You have variously argued that BBI will forestall post-election chaos, as it will end the winner-take-all arrangement. That is far from the truth. What will forestall post-polls chaos is free, fair and transparent elections. The other option would be to deglamorise political office.

It is no secret that the ascension to political office is a sure pathway to wealth accumulation. thus creating an unhealthy obsessive competition over who gets to ascend to the top office. A deglamorised political office, right from the President down to the county seats, will ensure healthy competition based on ideas and philosophy as opposed to antagonism whose objective is strife.

To deglamorise politics is to massively reduce the salaries and perks of the political class to match that of the economy. For instance, it is diabolical that our MPs are amongst the highest paid, despite our country being poor.
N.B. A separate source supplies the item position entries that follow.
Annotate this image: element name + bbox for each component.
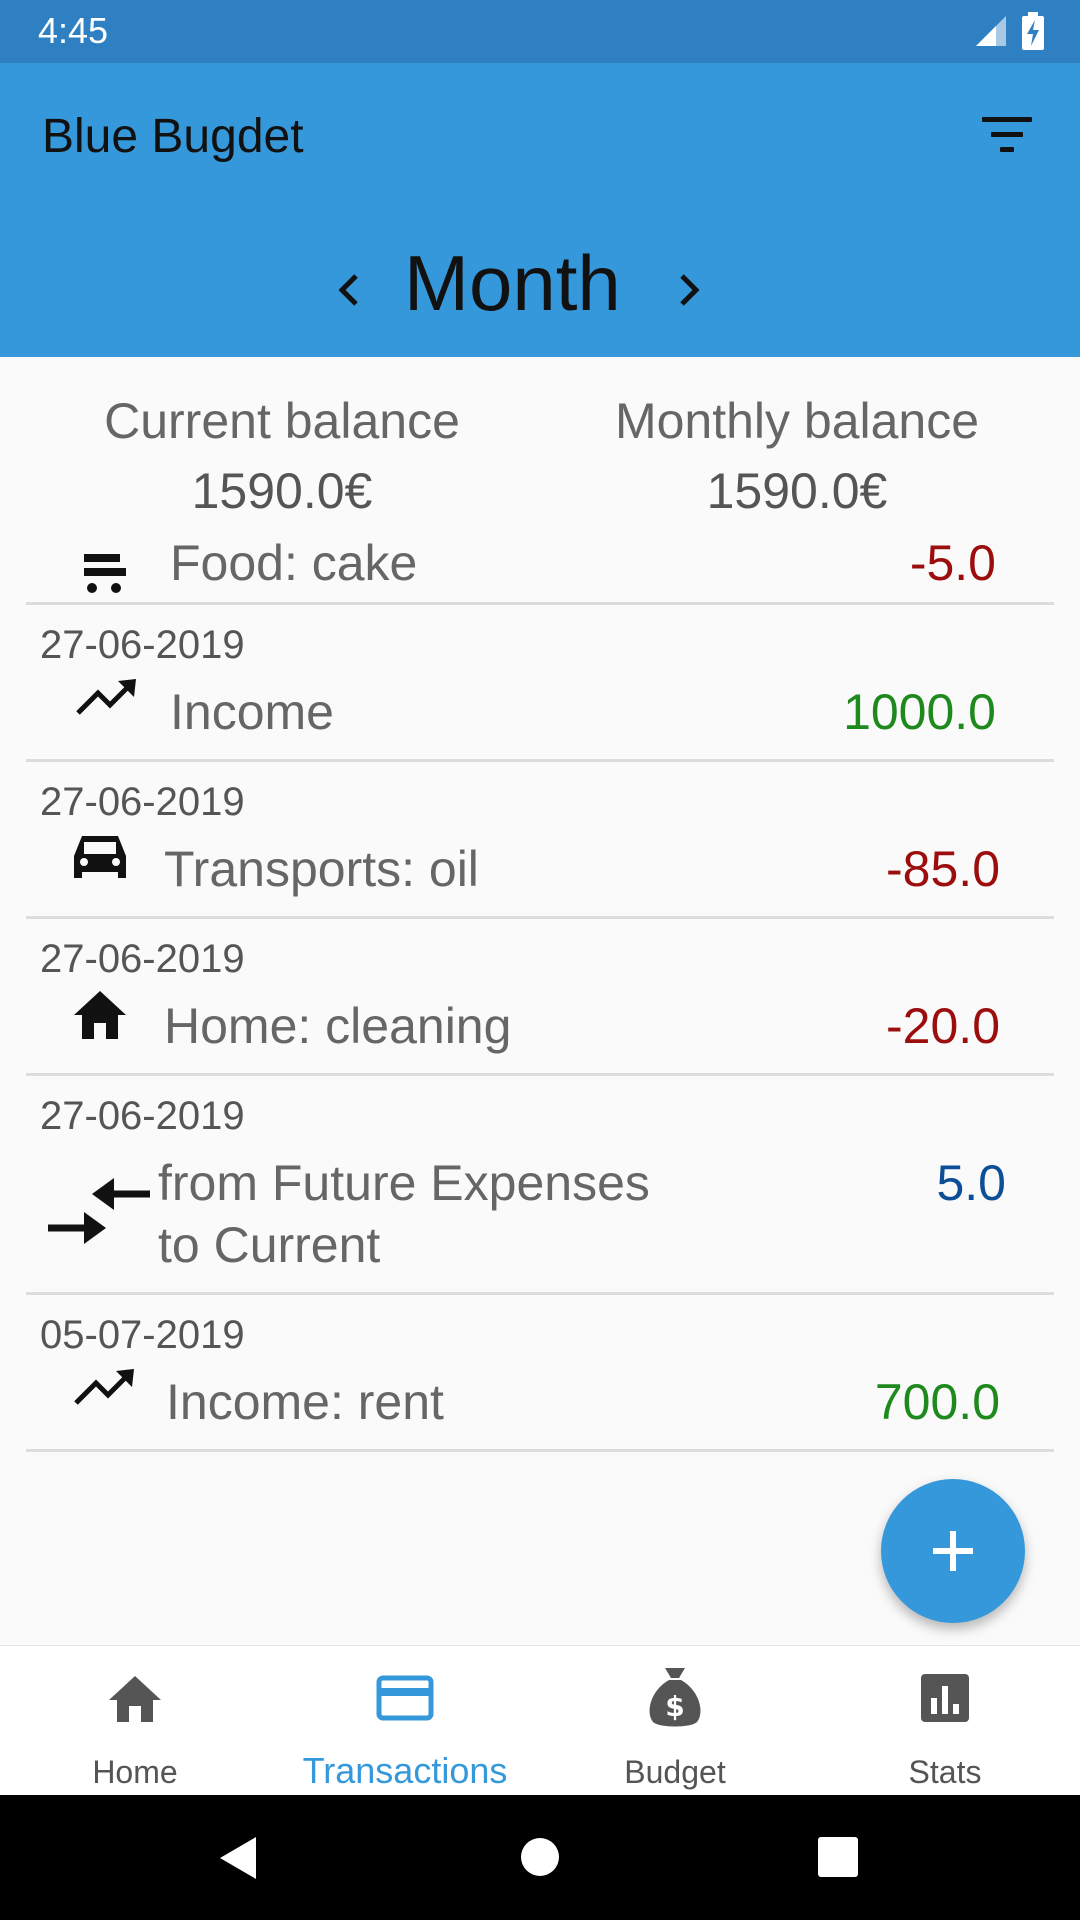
nav-label: Budget <box>624 1754 726 1790</box>
transaction-row[interactable]: 27-06-2019 Home: cleaning -20.0 <box>26 919 1054 1076</box>
app-bar: Blue Bugdet Month <box>0 63 1080 357</box>
transaction-category-line1: from Future Expenses <box>158 1155 650 1211</box>
nav-item-stats[interactable]: Stats <box>810 1646 1080 1796</box>
nav-label: Home <box>92 1754 178 1790</box>
filter-icon-bottom <box>1000 147 1014 152</box>
period-navigator: Month <box>0 238 1080 348</box>
food-icon <box>84 554 126 593</box>
nav-item-budget[interactable]: $ Budget <box>540 1646 810 1796</box>
bar-chart-icon <box>921 1674 969 1722</box>
battery-charging-icon <box>1022 12 1044 50</box>
transaction-category: Income <box>170 684 334 740</box>
transaction-amount: 1000.0 <box>843 684 996 740</box>
transaction-list[interactable]: Food: cake -5.0 27-06-2019 Income 1000.0… <box>0 528 1080 1458</box>
filter-icon <box>982 117 1032 122</box>
monthly-balance-label: Monthly balance <box>614 393 980 449</box>
trending-up-icon <box>76 679 136 715</box>
chevron-right-icon[interactable] <box>670 260 710 320</box>
filter-icon-mid <box>991 132 1023 137</box>
transaction-row[interactable]: 05-07-2019 Income: rent 700.0 <box>26 1295 1054 1452</box>
transaction-amount: 5.0 <box>936 1155 1006 1211</box>
transaction-row[interactable]: 27-06-2019 Transports: oil -85.0 <box>26 762 1054 919</box>
current-balance-value: 1590.0€ <box>191 463 373 519</box>
add-transaction-button[interactable] <box>881 1479 1025 1623</box>
status-bar: 4:45 <box>0 0 1080 63</box>
period-label: Month <box>404 239 621 327</box>
transaction-amount: -5.0 <box>909 535 996 591</box>
home-icon <box>109 1676 161 1722</box>
nav-label: Transactions <box>302 1750 508 1791</box>
transaction-amount: 700.0 <box>874 1374 1000 1430</box>
back-icon[interactable] <box>216 1835 260 1881</box>
app-title: Blue Bugdet <box>42 110 304 163</box>
credit-card-icon <box>376 1675 434 1721</box>
transaction-category-line2: to Current <box>158 1217 381 1273</box>
transaction-date: 27-06-2019 <box>40 780 245 824</box>
trending-up-icon <box>74 1369 134 1405</box>
transaction-category: Transports: oil <box>164 841 479 897</box>
transaction-amount: -85.0 <box>886 841 1000 897</box>
transaction-row[interactable]: 27-06-2019 Income 1000.0 <box>26 605 1054 762</box>
nav-item-home[interactable]: Home <box>0 1646 270 1796</box>
nav-item-transactions[interactable]: Transactions <box>270 1646 540 1796</box>
current-balance-label: Current balance <box>104 393 460 449</box>
status-time: 4:45 <box>38 10 109 51</box>
money-bag-icon: $ <box>649 1668 701 1727</box>
svg-text:$: $ <box>665 1690 684 1723</box>
bottom-navigation: Home Transactions $ Budget Stats <box>0 1645 1080 1796</box>
transaction-category: Income: rent <box>166 1374 444 1430</box>
transfer-icon <box>48 1178 150 1244</box>
filter-button[interactable] <box>982 111 1038 159</box>
home-icon <box>74 991 126 1039</box>
transaction-category: Home: cleaning <box>164 998 512 1054</box>
chevron-left-icon[interactable] <box>328 260 368 320</box>
nav-label: Stats <box>908 1754 982 1790</box>
monthly-balance-value: 1590.0€ <box>706 463 888 519</box>
car-icon <box>74 836 126 878</box>
recents-icon[interactable] <box>818 1837 858 1877</box>
plus-icon <box>933 1531 973 1571</box>
transaction-date: 05-07-2019 <box>40 1313 245 1357</box>
transaction-amount: -20.0 <box>886 998 1000 1054</box>
transaction-category: Food: cake <box>170 535 418 591</box>
transaction-date: 27-06-2019 <box>40 937 245 981</box>
transaction-date: 27-06-2019 <box>40 1094 245 1138</box>
system-navigation-bar <box>0 1795 1080 1920</box>
transaction-date: 27-06-2019 <box>40 623 245 667</box>
transaction-row[interactable]: Food: cake -5.0 <box>26 528 1054 605</box>
transaction-row[interactable]: 27-06-2019 from Future Expenses to Curre… <box>26 1076 1054 1295</box>
home-circle-icon[interactable] <box>520 1837 560 1877</box>
signal-icon <box>976 16 1006 46</box>
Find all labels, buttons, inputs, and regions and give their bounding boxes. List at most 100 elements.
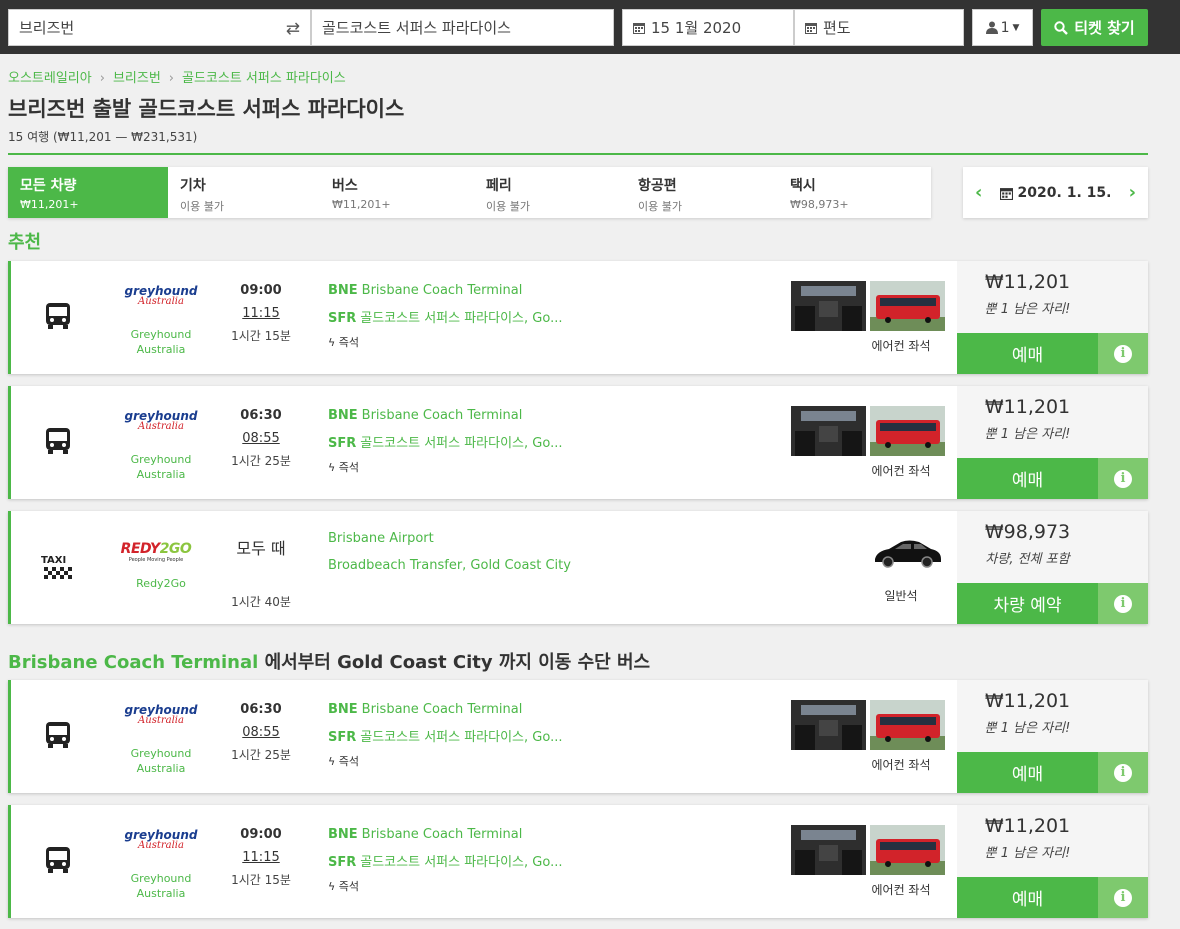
from-station[interactable]: Brisbane Airport [328, 531, 571, 546]
to-station[interactable]: 골드코스트 서퍼스 파라다이스, Go... [360, 311, 562, 326]
bus-interior-photo[interactable] [791, 825, 866, 875]
tab-taxi[interactable]: 택시 ₩98,973+ [778, 167, 931, 218]
chevron-right-icon: › [99, 71, 105, 86]
price-panel: ₩98,973 차량, 전체 포함 차량 예약 i [957, 511, 1148, 624]
calendar-icon [633, 22, 645, 34]
departure-time: 06:30 [240, 408, 282, 423]
date-input[interactable]: 15 1월 2020 [622, 9, 794, 46]
breadcrumb-item-country[interactable]: 오스트레일리아 [8, 71, 92, 86]
taxi-checker-icon [44, 567, 72, 579]
book-button[interactable]: 예매 [957, 333, 1098, 374]
passengers-value: 1 [1000, 19, 1010, 36]
bus-icon [46, 722, 70, 748]
anytime-label: 모두 때 [236, 539, 286, 558]
swap-icon[interactable]: ⇄ [286, 19, 300, 39]
to-input[interactable]: 골드코스트 서퍼스 파라다이스 [311, 9, 614, 46]
result-card: greyhound Australia Greyhound Australia … [8, 805, 1148, 918]
info-icon: i [1114, 344, 1132, 363]
price-note: 차량, 전체 포함 [985, 552, 1070, 567]
date-input-value: 15 1월 2020 [651, 19, 742, 37]
tab-train[interactable]: 기차 이용 불가 [168, 167, 320, 218]
amenity-label: 에어컨 좌석 [871, 883, 931, 897]
info-button[interactable]: i [1098, 458, 1148, 499]
from-station[interactable]: Brisbane Coach Terminal [362, 702, 523, 717]
info-icon: i [1114, 594, 1132, 613]
from-input-value: 브리즈번 [19, 19, 75, 37]
bus-interior-photo[interactable] [791, 700, 866, 750]
duration: 1시간 15분 [231, 329, 291, 343]
search-button[interactable]: 티켓 찾기 [1041, 9, 1148, 46]
car-icon [875, 540, 941, 568]
departure-time: 09:00 [240, 283, 282, 298]
arrival-time[interactable]: 08:55 [226, 431, 296, 446]
from-station[interactable]: Brisbane Coach Terminal [362, 283, 523, 298]
current-date: 2020. 1. 15. [999, 185, 1111, 201]
book-vehicle-button[interactable]: 차량 예약 [957, 583, 1098, 624]
book-button[interactable]: 예매 [957, 752, 1098, 793]
info-button[interactable]: i [1098, 752, 1148, 793]
book-button[interactable]: 예매 [957, 458, 1098, 499]
seats-left-note: 뿐 1 남은 자리! [984, 427, 1071, 442]
from-station[interactable]: Brisbane Coach Terminal [362, 827, 523, 842]
arrival-time[interactable]: 11:15 [226, 306, 296, 321]
price-panel: ₩11,201 뿐 1 남은 자리! 예매 i [957, 805, 1148, 918]
price-panel: ₩11,201 뿐 1 남은 자리! 예매 i [957, 386, 1148, 499]
lightning-icon: ϟ [328, 461, 336, 474]
info-button[interactable]: i [1098, 333, 1148, 374]
info-icon: i [1114, 888, 1132, 907]
info-icon: i [1114, 763, 1132, 782]
instant-feature: 즉석 [338, 755, 360, 768]
transport-tabs: 모든 차량 ₩11,201+ 기차 이용 불가 버스 ₩11,201+ 페리 이… [8, 167, 931, 218]
to-station[interactable]: Broadbeach Transfer, Gold Coast City [328, 558, 571, 573]
bus-interior-photo[interactable] [791, 281, 866, 331]
tab-ferry[interactable]: 페리 이용 불가 [474, 167, 626, 218]
to-station[interactable]: 골드코스트 서퍼스 파라다이스, Go... [360, 436, 562, 451]
to-code: SFR [328, 311, 357, 326]
tab-flight[interactable]: 항공편 이용 불가 [626, 167, 778, 218]
search-icon [1054, 20, 1069, 35]
bus-interior-photo[interactable] [791, 406, 866, 456]
breadcrumb-item-destination[interactable]: 골드코스트 서퍼스 파라다이스 [182, 71, 346, 86]
duration: 1시간 40분 [231, 595, 291, 609]
return-input[interactable]: 편도 [794, 9, 964, 46]
to-code: SFR [328, 436, 357, 451]
info-button[interactable]: i [1098, 583, 1148, 624]
tab-sub: ₩11,201+ [332, 198, 391, 211]
arrival-time[interactable]: 08:55 [226, 725, 296, 740]
next-day-button[interactable]: › [1129, 182, 1136, 203]
from-station[interactable]: Brisbane Coach Terminal [362, 408, 523, 423]
bus-exterior-photo[interactable] [870, 700, 945, 750]
from-input[interactable]: 브리즈번 ⇄ [8, 9, 311, 46]
operator-name: Greyhound Australia [130, 328, 192, 356]
tab-label: 버스 [332, 178, 358, 194]
from-code: BNE [328, 702, 358, 717]
bus-exterior-photo[interactable] [870, 406, 945, 456]
seats-left-note: 뿐 1 남은 자리! [984, 302, 1071, 317]
tab-bus[interactable]: 버스 ₩11,201+ [320, 167, 474, 218]
breadcrumb-item-city[interactable]: 브리즈번 [113, 71, 161, 86]
operator-name: Greyhound Australia [130, 872, 192, 900]
instant-feature: 즉석 [338, 461, 360, 474]
search-bar: 브리즈번 ⇄ 골드코스트 서퍼스 파라다이스 15 1월 2020 편도 1 ▼… [0, 0, 1180, 54]
to-station[interactable]: 골드코스트 서퍼스 파라다이스, Go... [360, 730, 562, 745]
to-input-value: 골드코스트 서퍼스 파라다이스 [322, 19, 511, 37]
from-code: BNE [328, 827, 358, 842]
tab-all[interactable]: 모든 차량 ₩11,201+ [8, 167, 168, 218]
book-button[interactable]: 예매 [957, 877, 1098, 918]
bus-exterior-photo[interactable] [870, 825, 945, 875]
bus-exterior-photo[interactable] [870, 281, 945, 331]
info-button[interactable]: i [1098, 877, 1148, 918]
passengers-select[interactable]: 1 ▼ [972, 9, 1033, 46]
section-bus-route-origin[interactable]: Brisbane Coach Terminal [8, 652, 258, 673]
duration: 1시간 25분 [231, 454, 291, 468]
to-station[interactable]: 골드코스트 서퍼스 파라다이스, Go... [360, 855, 562, 870]
logo-text-a: REDY [120, 541, 161, 557]
section-recommended: 추천 [8, 232, 42, 253]
tab-sub: 이용 불가 [638, 200, 682, 213]
lightning-icon: ϟ [328, 755, 336, 768]
arrival-time[interactable]: 11:15 [226, 850, 296, 865]
prev-day-button[interactable]: ‹ [975, 182, 982, 203]
amenity-label: 에어컨 좌석 [871, 339, 931, 353]
route: BNE Brisbane Coach Terminal SFR 골드코스트 서퍼스 … [328, 283, 562, 350]
route: BNE Brisbane Coach Terminal SFR 골드코스트 서퍼스 … [328, 408, 562, 475]
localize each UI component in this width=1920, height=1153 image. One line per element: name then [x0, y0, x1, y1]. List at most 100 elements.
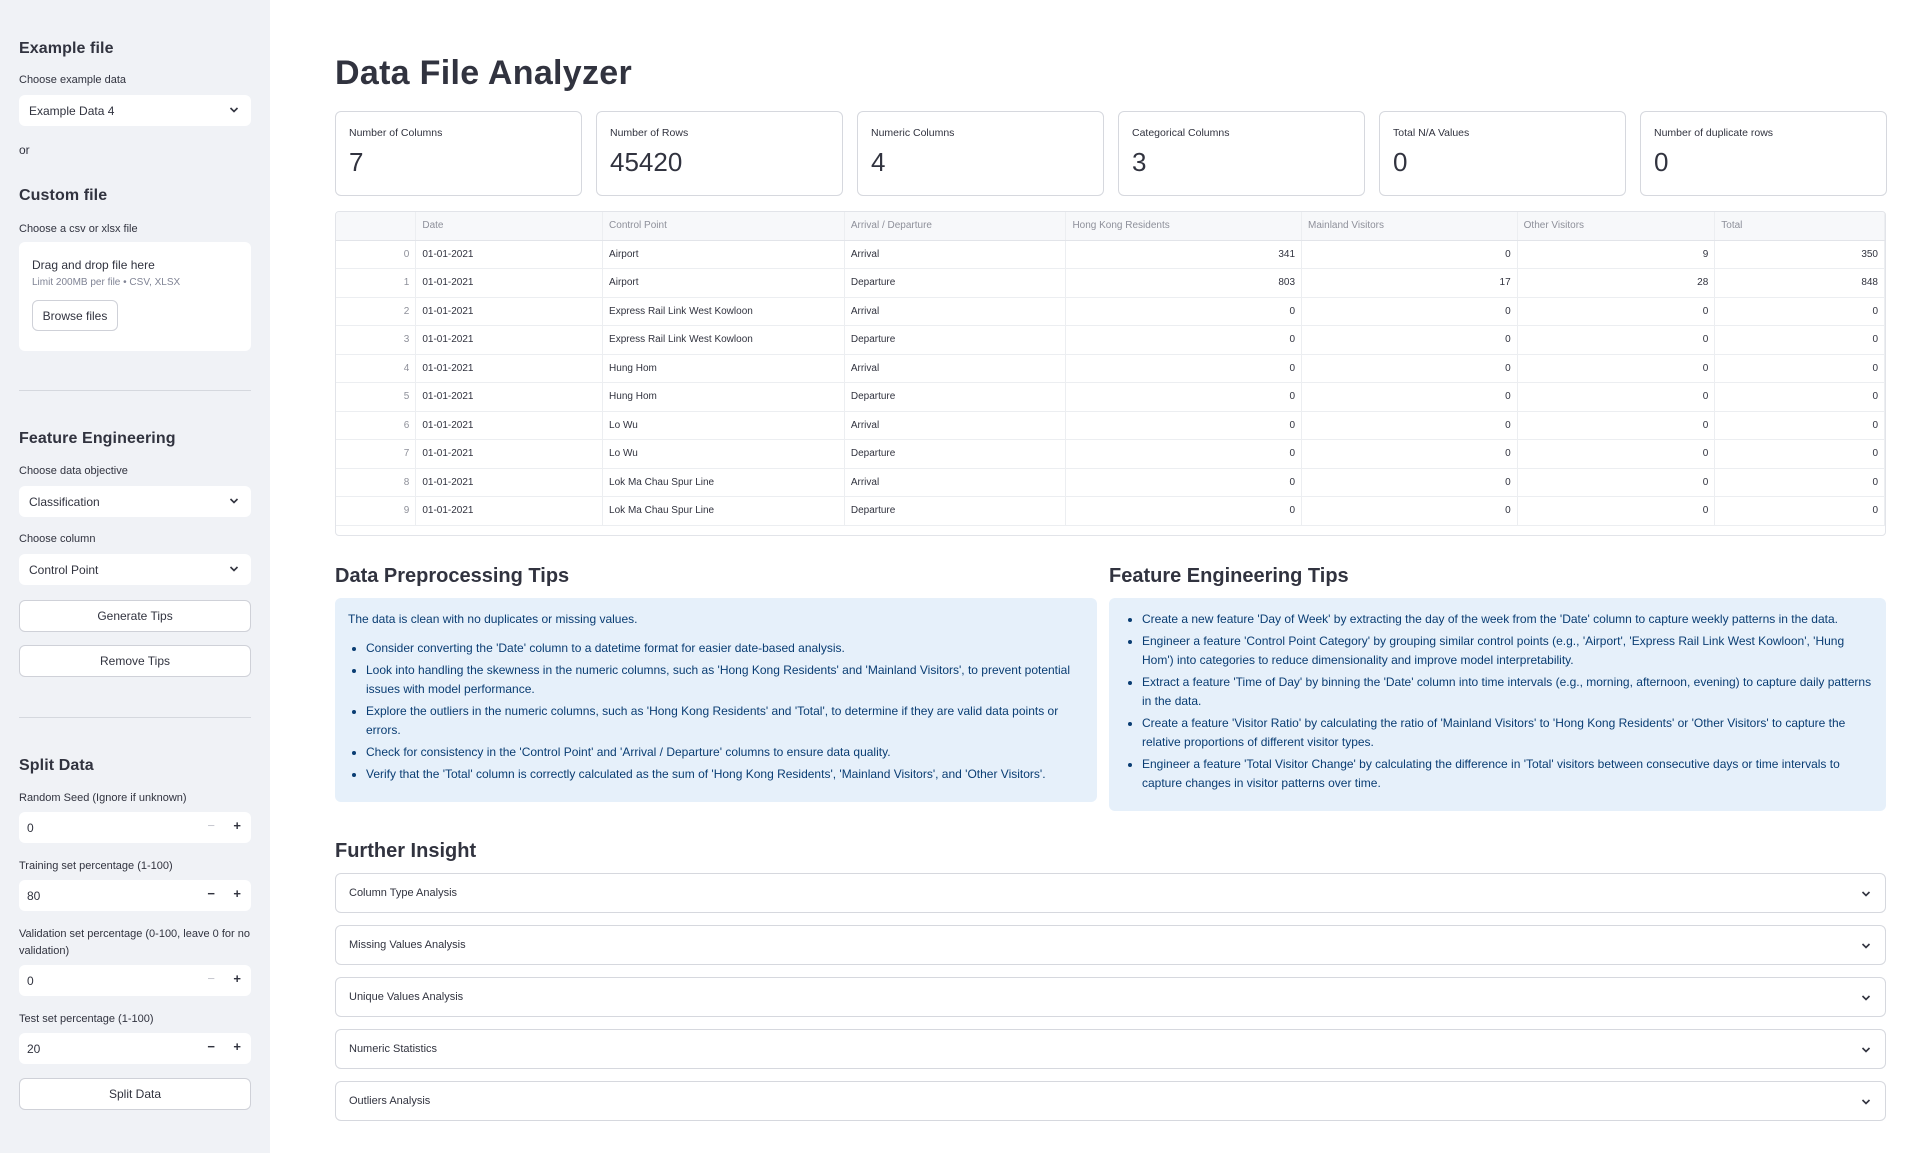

History will judge you comically and in total amazement, if you do not act accordingly. Whilst other countries — richer and more developed — are streamlining their governments and adopting austerity measures, yours is pushing for a plebiscite that is likely going to cost not less than Sh14 billion, amidst a surging pandemic.

As it is, we are already overrepresented. We do not need a Parliament of over 600 MPs with an already crumbling economy. That is conveying detachment to the needs of the majority, who are poor, unemployed and hungry.

It is possible that you live in an ivory tower, given your status in our country. Your interaction with Kenyans is limited and hence you may be oblivious to what is going on. But. Mr President, there is a crisis in the country, and BBI is not the solution. Unemployment is rampant and the highest in our region, poverty is rising and our healthcare is in shambles, as evidenced by the recent death of a legislator who lacked oxygen in a government health facility.

Mr President, let history remember you as the leader who ditched the possibility of the country going to a referendum and channeled those funds into mitigating the pandemic and addressing what matters to the majority. Ditch BBI and save your legacy. The buck of 47 million Kenyans stops with you.